Milo ignores her. These days he rambles on the channel, tugging on his beard, which breaks away sometimes. “If it affected the Mercers adversely and it’s affecting Simon now, then we have to consider the possibility that this whole mess isn’t the Mercers’ fault. What if the micromachine problem is something from a third party?”
“You’re saying some UN colonists survived and whacked the Mercers when they got here?”
Milo swears. “UN shitheads can’t build something like that if their lives depended on it,” he says. “Didn’t you get enough of Shen yakking on about nonstandard building structures? They can’t pull their heads out of the rulebook’s ass if they tried.”
COLONISTS HAVE BEEN KNOWN TO BE EXTREMELY RESOURCEFUL, I point out. AFTER ALL, THAT’S HOW WE’RE ALL HERE.
“Yeah, well, I’d like to see them figure out how to jury-rig their own comms array to a handmade turbine,” scoffs Milo.
Milo is talking out of his ass here. Does he know what they went through to get Boatmurdered up and running? Twenty colonists alive out of a hundred, drop-shipped onto a jungle planet, sandwiched between hostile herd creatures the size of elephants and things that clawed their way through the depths of rock to hunt the freshly spawned mammals. No terraformer to protect them. Eighteen of them went mad in there before two generations had run their course. It took a hundred and fifty years for the support crew to arrive, and when they did, the reports were terrifying: a vast fortress carved into a mountain, the lower halls slick with filth and grease and corpses. And somehow, high above, the UN flag still flying and two hundred humans waiting anxiously for the messenger from the stars.
Humans, even those strapped by overwhelming bureaucracy, are a rather tenacious lot. But I’m not going to tell Milo this. He needs to ramble.
“I’m not saying it’s colonists. I’m saying it could have been some sort of UN secret sauce experiment,” says Milo, moving on to the next segment. “God knows they keep enough stuff classified.”

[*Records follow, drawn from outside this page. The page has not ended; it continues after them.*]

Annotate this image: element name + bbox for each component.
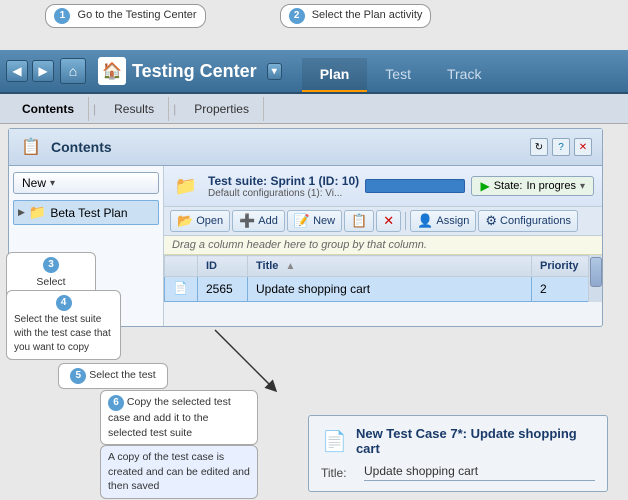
- annotation-5-container: 5 Select the test: [58, 363, 168, 389]
- assign-button[interactable]: 👤 Assign: [410, 210, 476, 232]
- suite-text-block: Test suite: Sprint 1 (ID: 10) Default co…: [208, 174, 359, 199]
- annotation-2: 2 Select the Plan activity: [280, 4, 432, 28]
- result-field-value: Update shopping cart: [364, 464, 595, 481]
- new-dropdown-arrow: ▾: [50, 178, 55, 189]
- scrollbar[interactable]: [588, 255, 602, 302]
- result-panel: 📄 New Test Case 7*: Update shopping cart…: [308, 415, 608, 492]
- tree-item-beta-test-plan[interactable]: ▶ 📁 Beta Test Plan: [13, 200, 159, 225]
- open-icon: 📂: [177, 213, 193, 229]
- col-id[interactable]: ID: [198, 256, 248, 277]
- testing-center-icon: 🏠: [98, 57, 126, 85]
- content-toolbar: 📂 Open ➕ Add 📝 New 📋 ✕: [164, 207, 602, 236]
- suite-header: 📁 Test suite: Sprint 1 (ID: 10) Default …: [164, 166, 602, 207]
- add-button[interactable]: ➕ Add: [232, 210, 285, 232]
- new-dropdown-button[interactable]: New ▾: [13, 172, 159, 194]
- col-checkbox: [165, 256, 198, 277]
- annotation-7: A copy of the test case is created and c…: [100, 445, 258, 499]
- delete-button[interactable]: ✕: [376, 210, 401, 232]
- panel-header-buttons: ↻ ? ✕: [530, 138, 592, 156]
- scrollbar-thumb[interactable]: [590, 257, 602, 287]
- row-id: 2565: [198, 277, 248, 302]
- annotation-4: 4 Select the test suite with the test ca…: [6, 290, 121, 360]
- result-field: Title: Update shopping cart: [321, 464, 595, 481]
- state-badge: ▶ State: In progres ▾: [471, 176, 594, 196]
- subtabs: Contents | Results | Properties: [0, 94, 628, 124]
- drag-hint: Drag a column header here to group by th…: [164, 236, 602, 255]
- state-dropdown-icon[interactable]: ▾: [580, 181, 585, 192]
- result-panel-title: 📄 New Test Case 7*: Update shopping cart: [321, 426, 595, 456]
- subtab-properties[interactable]: Properties: [180, 97, 264, 121]
- title-dropdown-button[interactable]: ▾: [267, 63, 282, 80]
- tab-track[interactable]: Track: [429, 58, 499, 92]
- nav-title: 🏠 Testing Center ▾: [98, 57, 282, 85]
- home-button[interactable]: ⌂: [60, 58, 86, 84]
- new-icon: 📝: [294, 213, 310, 229]
- tree-item-icon: 📁: [29, 204, 46, 221]
- panel-header: 📋 Contents ↻ ? ✕: [9, 129, 602, 166]
- result-panel-icon: 📄: [321, 427, 348, 455]
- row-checkbox[interactable]: 📄: [165, 277, 198, 302]
- result-field-label: Title:: [321, 466, 356, 480]
- data-table: ID Title ▲ Priority: [164, 255, 602, 302]
- copy-button[interactable]: 📋: [344, 210, 374, 232]
- help-button[interactable]: ?: [552, 138, 570, 156]
- col-title[interactable]: Title ▲: [248, 256, 532, 277]
- annotation-4-container: 4 Select the test suite with the test ca…: [6, 290, 121, 360]
- back-button[interactable]: ◀: [6, 60, 28, 82]
- nav-back-forward: ◀ ▶ ⌂: [0, 58, 94, 84]
- refresh-button[interactable]: ↻: [530, 138, 548, 156]
- delete-icon: ✕: [383, 213, 394, 229]
- subtab-contents[interactable]: Contents: [8, 97, 89, 121]
- config-icon: ⚙: [485, 213, 497, 229]
- curved-arrow: [175, 320, 295, 400]
- annotation-1: 1 Go to the Testing Center: [45, 4, 205, 28]
- add-icon: ➕: [239, 213, 255, 229]
- copy-icon: 📋: [351, 213, 367, 229]
- configurations-button[interactable]: ⚙ Configurations: [478, 210, 578, 232]
- nav-tabs: Plan Test Track: [302, 50, 500, 92]
- panel-title-icon: 📋: [19, 135, 43, 159]
- tree-arrow-icon: ▶: [18, 207, 25, 218]
- panel-title: 📋 Contents: [19, 135, 112, 159]
- state-progress-bar: [365, 179, 465, 193]
- table-row[interactable]: 📄 2565 Update shopping cart 2: [165, 277, 602, 302]
- toolbar-separator: [405, 212, 406, 230]
- assign-icon: 👤: [417, 213, 433, 229]
- annotation-5: 5 Select the test: [58, 363, 168, 389]
- annotation-7-container: A copy of the test case is created and c…: [100, 445, 258, 499]
- new-button[interactable]: 📝 New: [287, 210, 342, 232]
- suite-info: 📁 Test suite: Sprint 1 (ID: 10) Default …: [172, 172, 359, 200]
- row-title: Update shopping cart: [248, 277, 532, 302]
- tab-test[interactable]: Test: [367, 58, 429, 92]
- open-button[interactable]: 📂 Open: [170, 210, 230, 232]
- tab-plan[interactable]: Plan: [302, 58, 368, 92]
- forward-button[interactable]: ▶: [32, 60, 54, 82]
- content-right: 📁 Test suite: Sprint 1 (ID: 10) Default …: [164, 166, 602, 326]
- close-panel-button[interactable]: ✕: [574, 138, 592, 156]
- navbar: ◀ ▶ ⌂ 🏠 Testing Center ▾ Plan Test Track: [0, 50, 628, 94]
- subtab-results[interactable]: Results: [100, 97, 169, 121]
- row-type-icon: 📄: [173, 281, 189, 297]
- suite-icon: 📁: [172, 172, 200, 200]
- state-play-icon: ▶: [480, 179, 489, 193]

CONSPIRACY THEORIES? I scoff. PLEASE.
But I’m falsifying, of course. Ship’s extra weaponry. BLACK ORCHID’s nonchalant description of risk.
Something’s wrong here, and Simon’s the one with karma bad enough to die from it.

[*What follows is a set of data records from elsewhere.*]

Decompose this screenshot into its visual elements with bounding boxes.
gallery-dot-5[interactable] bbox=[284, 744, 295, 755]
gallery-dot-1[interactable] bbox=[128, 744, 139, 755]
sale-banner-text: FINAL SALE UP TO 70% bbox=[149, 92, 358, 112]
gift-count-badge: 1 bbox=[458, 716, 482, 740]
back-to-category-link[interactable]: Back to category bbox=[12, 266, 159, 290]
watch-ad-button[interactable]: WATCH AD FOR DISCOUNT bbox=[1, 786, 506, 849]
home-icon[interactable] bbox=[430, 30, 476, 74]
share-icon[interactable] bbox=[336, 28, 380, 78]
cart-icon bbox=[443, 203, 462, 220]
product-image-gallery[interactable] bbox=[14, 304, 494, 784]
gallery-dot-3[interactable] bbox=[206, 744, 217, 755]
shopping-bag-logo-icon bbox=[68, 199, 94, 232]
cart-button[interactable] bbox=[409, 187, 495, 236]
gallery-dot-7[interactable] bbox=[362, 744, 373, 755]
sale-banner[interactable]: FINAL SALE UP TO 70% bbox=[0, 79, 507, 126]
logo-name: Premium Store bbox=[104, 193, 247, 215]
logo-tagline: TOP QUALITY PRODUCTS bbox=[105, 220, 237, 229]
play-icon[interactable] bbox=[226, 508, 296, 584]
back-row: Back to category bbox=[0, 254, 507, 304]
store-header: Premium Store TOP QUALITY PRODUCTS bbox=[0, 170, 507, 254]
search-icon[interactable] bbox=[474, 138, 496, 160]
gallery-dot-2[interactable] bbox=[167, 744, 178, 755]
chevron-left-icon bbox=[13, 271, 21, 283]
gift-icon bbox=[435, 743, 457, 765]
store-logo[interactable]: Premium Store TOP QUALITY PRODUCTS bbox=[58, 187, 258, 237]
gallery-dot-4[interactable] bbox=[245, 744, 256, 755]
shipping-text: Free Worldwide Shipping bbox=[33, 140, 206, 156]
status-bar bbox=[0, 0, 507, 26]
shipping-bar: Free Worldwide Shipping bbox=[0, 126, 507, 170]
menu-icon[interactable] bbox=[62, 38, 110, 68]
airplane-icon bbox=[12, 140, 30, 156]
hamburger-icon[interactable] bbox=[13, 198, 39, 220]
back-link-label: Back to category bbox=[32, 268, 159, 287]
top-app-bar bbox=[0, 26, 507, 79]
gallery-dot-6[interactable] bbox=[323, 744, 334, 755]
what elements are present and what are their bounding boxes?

IT COULD, OF COURSE, BE SOME SORT OF EQUIPMENT FAILURE. Statistics. A large enough sample space will g
ive you weird enough outliers.
Milo doesn’t seem pacified by this. “Yeah. Two different crews both start dying. Equipment failures.”
THE MERCER BODIES DID NOT HAVE FAILURES SIMILAR TO SIMON.
“That’s because they’re not similar to Simon,” says Milo. “They’re not similar to any of us. But whatever shit they did have inside clearly went rogue.”
“Movement, west 285,” cuts in Anna. “Megabeast herd.”
We all stiffen. We’re all extra jumpy now. I leave the spiders and flow into the much more cramped and limited drones I have out there. Freezing moments pass.
“Just a migration, I think.”
HOPEFULLY. We return to the work at hand. The cable is now almost complete. If only Shen were here.
“Five more days, OC,” says Milo eagerly. “Just five more days. And we’ll signal Ship and be off this goddamned rock, and all of this’ll just be something to tell our kids.”
It sounds like an eternity.
35
Simon killed himself the next day.
I had brought Milo home and checked up on Anna. She was digging in the farm—either trying to salvage the last of what remained, or she had given in to a fool’s hope; it didn’t really matter anymore. I watched her tackle the frozen earth, and went off to recharge stuff.
The drones needed juice. The spiders needed juice. We didn’t have anywhere near enough current for a full, fast charge, so I just hooked them up to the trickle and left them there. One last flyover of the perimeter—nothing out of the ordinary, only white snow as far as the drone can see, and Megabeast tracks leading into the forest. Urmagon Beta looked desolate. Almost peaceful.
And then I turn back, and I see us. It’s as if the very walls of the hab have given up now. The clean white is an illusion of the snow; underneath it, the water leaks past cracks into the printed blocks, rotting them through. Fungus spreads cancerous tendrils inside. The siege machines—twice abandoned, now that Shen isn’t here to bring us wood anymore—loom like curious insects. There’s a fire going on among them; Anna, burning stuff to keep her hands from freezing.